One of the main reasons for building the LHC was to search evidence for the Higgs field and the God Particle. The Higgs field is an invisible, permeating space, interacting with particles to provide their mass.
"The high energy required to excite a Higgs mode in superconductors tends to break apart the electron pairs serving as this type of material's basic charge. This causes rapid decay into particle-hole pairs, and suppresses the material's superconducting nature," said Prof Aviad Frydman, a member of Bar-Ilan University's Department of Physics, who directed the study along with Prof Martin Dressel of the University of Stuttgart.
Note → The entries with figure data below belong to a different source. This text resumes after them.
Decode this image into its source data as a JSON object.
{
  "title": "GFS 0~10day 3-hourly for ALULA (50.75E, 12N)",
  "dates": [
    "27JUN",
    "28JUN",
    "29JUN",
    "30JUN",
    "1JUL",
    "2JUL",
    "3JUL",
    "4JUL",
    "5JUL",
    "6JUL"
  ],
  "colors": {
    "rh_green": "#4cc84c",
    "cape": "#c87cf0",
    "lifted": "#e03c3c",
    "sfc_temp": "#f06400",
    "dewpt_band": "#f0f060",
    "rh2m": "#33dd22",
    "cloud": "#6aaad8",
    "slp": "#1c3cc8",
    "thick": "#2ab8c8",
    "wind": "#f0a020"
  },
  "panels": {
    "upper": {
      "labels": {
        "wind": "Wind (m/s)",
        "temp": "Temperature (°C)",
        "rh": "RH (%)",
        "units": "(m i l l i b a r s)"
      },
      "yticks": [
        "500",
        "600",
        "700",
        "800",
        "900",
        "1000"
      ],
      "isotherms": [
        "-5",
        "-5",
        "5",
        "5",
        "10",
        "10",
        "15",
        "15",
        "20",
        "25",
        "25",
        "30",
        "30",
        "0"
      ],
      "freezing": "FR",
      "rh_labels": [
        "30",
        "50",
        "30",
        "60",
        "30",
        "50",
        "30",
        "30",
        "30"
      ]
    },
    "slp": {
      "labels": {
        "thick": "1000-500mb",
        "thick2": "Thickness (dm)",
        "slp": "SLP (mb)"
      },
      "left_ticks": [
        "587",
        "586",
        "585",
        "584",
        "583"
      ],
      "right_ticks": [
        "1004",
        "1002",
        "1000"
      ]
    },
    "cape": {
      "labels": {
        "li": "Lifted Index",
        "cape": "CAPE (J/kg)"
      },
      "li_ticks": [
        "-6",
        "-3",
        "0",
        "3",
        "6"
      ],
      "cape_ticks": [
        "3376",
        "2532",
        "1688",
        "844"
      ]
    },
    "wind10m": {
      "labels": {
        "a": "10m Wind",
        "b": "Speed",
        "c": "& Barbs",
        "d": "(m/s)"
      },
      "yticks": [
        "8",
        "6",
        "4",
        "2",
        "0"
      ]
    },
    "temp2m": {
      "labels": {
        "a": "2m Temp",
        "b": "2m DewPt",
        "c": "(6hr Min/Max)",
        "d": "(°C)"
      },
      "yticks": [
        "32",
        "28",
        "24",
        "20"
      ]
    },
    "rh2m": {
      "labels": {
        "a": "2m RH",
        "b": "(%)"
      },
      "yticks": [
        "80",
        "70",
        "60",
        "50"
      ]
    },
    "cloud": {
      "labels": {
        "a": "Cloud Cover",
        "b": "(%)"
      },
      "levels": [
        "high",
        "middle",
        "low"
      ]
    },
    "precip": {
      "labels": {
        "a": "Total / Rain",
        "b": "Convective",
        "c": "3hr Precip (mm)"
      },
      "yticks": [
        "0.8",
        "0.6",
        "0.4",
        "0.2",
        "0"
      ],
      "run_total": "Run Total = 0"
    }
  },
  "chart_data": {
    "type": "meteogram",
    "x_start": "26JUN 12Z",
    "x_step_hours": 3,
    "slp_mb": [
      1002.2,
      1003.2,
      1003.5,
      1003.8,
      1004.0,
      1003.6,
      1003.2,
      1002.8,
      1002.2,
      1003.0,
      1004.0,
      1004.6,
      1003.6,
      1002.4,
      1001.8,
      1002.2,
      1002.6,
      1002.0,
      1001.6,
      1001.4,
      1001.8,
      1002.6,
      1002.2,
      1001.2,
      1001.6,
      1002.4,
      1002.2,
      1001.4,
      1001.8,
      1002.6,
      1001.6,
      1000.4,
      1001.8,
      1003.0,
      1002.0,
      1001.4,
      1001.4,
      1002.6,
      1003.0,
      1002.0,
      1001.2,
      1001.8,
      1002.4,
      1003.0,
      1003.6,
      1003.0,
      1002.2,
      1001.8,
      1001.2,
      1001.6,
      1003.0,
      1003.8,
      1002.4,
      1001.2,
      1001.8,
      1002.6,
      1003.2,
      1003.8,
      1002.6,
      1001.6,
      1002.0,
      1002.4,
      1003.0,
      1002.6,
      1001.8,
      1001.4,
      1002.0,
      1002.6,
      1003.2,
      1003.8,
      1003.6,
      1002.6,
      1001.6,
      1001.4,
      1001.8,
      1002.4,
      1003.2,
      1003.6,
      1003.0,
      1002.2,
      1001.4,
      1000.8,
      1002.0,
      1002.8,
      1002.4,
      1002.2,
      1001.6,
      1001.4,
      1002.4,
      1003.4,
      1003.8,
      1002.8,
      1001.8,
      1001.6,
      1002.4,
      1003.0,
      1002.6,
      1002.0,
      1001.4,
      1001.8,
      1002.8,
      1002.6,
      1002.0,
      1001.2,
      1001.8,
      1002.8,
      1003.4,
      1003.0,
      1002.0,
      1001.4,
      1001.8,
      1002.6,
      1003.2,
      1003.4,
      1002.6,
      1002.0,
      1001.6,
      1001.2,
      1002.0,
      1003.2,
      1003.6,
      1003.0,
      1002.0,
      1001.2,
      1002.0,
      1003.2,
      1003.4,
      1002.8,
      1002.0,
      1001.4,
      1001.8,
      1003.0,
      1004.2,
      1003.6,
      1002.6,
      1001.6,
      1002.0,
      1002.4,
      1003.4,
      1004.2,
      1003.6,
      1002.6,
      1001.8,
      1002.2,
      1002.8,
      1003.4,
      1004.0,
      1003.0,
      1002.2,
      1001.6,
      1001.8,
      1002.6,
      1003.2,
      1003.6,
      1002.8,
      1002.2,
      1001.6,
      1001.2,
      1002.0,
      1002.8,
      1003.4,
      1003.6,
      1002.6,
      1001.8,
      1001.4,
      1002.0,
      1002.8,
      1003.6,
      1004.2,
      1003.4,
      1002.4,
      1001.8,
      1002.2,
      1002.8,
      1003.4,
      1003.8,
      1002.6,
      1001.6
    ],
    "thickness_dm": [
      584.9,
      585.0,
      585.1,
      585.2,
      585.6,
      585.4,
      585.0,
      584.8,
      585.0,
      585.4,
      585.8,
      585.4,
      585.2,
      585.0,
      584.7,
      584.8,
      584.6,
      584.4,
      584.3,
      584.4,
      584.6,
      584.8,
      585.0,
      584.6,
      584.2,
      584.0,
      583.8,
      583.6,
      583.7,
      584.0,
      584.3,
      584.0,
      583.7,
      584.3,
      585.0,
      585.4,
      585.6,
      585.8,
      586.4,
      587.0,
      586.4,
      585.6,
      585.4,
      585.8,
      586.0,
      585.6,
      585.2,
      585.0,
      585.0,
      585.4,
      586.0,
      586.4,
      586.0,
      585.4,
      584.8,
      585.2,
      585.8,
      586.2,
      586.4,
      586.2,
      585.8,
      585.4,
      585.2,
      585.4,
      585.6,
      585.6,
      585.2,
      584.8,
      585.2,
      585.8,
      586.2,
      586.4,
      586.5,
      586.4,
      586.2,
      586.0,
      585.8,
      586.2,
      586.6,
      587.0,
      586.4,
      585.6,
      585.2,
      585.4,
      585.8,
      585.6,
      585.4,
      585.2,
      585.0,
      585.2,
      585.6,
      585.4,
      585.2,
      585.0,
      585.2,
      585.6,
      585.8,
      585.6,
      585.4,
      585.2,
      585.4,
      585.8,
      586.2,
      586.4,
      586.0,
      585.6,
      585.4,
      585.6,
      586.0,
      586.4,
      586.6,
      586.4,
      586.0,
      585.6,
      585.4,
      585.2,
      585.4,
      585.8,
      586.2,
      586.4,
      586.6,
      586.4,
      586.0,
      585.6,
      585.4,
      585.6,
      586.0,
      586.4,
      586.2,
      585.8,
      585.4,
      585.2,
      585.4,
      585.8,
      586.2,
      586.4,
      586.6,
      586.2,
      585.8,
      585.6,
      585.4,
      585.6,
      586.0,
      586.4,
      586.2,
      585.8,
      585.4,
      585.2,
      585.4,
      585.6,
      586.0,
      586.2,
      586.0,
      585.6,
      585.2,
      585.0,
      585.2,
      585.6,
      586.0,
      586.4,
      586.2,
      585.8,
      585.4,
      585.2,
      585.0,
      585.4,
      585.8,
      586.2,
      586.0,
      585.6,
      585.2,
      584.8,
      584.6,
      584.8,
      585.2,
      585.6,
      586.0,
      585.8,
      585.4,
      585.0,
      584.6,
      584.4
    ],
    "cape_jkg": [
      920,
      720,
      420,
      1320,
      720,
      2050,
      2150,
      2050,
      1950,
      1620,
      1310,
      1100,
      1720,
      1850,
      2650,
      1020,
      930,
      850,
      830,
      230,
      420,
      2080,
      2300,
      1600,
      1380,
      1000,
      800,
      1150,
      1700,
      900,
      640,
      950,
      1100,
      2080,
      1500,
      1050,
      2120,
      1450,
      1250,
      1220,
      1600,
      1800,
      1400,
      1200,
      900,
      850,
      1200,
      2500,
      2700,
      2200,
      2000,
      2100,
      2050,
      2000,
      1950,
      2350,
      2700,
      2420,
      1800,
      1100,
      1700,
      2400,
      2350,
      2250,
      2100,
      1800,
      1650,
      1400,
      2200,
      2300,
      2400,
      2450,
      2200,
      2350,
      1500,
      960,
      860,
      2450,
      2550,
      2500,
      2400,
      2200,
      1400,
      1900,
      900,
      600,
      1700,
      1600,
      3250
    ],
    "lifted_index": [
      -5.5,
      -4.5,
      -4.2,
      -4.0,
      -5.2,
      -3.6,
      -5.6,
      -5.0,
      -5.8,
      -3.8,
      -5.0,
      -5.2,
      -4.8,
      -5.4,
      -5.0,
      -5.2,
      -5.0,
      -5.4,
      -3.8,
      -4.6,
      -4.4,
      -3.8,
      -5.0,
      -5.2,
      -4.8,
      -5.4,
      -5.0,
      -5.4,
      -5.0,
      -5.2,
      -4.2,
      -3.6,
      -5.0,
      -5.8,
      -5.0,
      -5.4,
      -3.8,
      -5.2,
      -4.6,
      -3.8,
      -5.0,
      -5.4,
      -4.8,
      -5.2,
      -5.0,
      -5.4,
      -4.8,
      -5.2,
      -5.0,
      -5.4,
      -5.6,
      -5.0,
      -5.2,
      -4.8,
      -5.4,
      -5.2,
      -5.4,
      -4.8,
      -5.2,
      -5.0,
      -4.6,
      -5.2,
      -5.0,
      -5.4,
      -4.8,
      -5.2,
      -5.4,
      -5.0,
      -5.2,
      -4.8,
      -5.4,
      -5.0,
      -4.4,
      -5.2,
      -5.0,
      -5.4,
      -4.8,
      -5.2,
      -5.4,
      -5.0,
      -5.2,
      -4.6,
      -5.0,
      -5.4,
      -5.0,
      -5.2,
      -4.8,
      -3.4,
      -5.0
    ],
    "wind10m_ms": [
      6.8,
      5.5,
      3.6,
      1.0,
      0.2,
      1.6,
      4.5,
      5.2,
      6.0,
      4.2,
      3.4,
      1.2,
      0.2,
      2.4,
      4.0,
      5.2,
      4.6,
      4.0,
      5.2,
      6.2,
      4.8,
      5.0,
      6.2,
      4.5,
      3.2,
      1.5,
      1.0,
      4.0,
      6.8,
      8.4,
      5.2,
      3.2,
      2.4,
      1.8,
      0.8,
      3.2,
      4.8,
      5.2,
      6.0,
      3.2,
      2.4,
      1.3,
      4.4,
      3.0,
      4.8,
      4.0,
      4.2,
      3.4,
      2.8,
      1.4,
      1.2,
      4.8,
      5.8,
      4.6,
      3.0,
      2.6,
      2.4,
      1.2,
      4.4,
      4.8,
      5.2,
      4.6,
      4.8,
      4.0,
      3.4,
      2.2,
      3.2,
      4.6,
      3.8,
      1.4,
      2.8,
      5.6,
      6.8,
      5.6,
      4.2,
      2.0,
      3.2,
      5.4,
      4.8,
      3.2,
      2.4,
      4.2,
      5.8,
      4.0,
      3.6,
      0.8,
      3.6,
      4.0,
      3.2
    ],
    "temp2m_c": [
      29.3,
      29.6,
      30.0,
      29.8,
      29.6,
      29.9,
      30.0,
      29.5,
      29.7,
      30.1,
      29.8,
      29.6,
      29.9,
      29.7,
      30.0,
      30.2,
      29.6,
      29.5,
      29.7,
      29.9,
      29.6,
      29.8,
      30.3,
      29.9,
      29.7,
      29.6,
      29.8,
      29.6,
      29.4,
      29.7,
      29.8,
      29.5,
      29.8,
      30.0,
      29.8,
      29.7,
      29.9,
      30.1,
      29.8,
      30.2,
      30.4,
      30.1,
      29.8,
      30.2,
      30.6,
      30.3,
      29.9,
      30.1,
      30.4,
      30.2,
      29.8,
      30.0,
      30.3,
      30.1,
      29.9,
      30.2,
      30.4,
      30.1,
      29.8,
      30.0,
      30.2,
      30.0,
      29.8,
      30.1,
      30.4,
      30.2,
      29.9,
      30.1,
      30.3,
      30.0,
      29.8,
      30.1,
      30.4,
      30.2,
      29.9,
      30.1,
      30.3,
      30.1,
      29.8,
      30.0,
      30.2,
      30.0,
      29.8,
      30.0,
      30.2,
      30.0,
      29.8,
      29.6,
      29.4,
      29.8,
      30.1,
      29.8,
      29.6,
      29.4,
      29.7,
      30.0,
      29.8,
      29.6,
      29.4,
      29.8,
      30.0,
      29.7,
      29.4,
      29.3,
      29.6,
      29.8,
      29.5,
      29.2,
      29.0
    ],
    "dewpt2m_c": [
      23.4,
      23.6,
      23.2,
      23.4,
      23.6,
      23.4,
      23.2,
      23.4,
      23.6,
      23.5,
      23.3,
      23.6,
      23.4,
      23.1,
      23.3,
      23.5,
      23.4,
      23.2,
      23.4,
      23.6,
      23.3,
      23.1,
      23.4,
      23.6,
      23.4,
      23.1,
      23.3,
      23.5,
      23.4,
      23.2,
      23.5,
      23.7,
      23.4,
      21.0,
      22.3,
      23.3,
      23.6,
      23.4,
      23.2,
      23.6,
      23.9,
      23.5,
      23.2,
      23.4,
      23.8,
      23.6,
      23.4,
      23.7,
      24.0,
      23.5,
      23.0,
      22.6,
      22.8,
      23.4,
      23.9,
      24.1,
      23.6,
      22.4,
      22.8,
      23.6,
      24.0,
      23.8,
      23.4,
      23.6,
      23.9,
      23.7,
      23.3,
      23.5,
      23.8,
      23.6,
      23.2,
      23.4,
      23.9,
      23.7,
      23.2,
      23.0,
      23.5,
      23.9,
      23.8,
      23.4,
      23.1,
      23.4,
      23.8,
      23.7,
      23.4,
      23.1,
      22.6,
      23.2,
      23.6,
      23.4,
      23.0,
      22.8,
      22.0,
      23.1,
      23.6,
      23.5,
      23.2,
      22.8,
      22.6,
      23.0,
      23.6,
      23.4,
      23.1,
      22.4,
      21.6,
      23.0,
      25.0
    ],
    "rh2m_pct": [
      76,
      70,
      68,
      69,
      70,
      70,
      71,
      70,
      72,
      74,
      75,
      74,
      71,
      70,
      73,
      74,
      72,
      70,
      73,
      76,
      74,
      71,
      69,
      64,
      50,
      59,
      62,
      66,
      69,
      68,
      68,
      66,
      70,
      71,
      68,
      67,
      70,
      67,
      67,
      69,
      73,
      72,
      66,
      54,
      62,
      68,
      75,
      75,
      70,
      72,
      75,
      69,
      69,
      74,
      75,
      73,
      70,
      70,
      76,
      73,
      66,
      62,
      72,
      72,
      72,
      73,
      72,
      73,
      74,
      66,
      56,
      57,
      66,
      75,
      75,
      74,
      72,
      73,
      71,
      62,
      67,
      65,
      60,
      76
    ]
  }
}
"Just as the CERN experiments revealed the existence of the Higgs boson in a high-energy accelerator environment, we have now revealed a Higgs boson analogue in superconductors,"
Frydman and his colleagues used disordered and ultra-thin superconducting films of Niobium Nitrite (NbN) and Indium Oxide (InO) near the superconductor-insulator critical point to create the conditions to excite a Higgs mode at relatively low energies.
They said the energy scale was just one thousandth of an electron volt compared to the giga electron volts in accelerators such as the LHC.
But more important, the relatively more stable nature of the newly-observed Higgs mode in superconductors made it easier for scientists to observe the elusive "God particle."
A superconductor is a material that conducts electricity or transports electrons from one atom to another with no resistance. This means the material releases no heat, sound or any other form of energy when it reaches "critical temperature" (Tc), or the temperature at which the material becomes superconductive.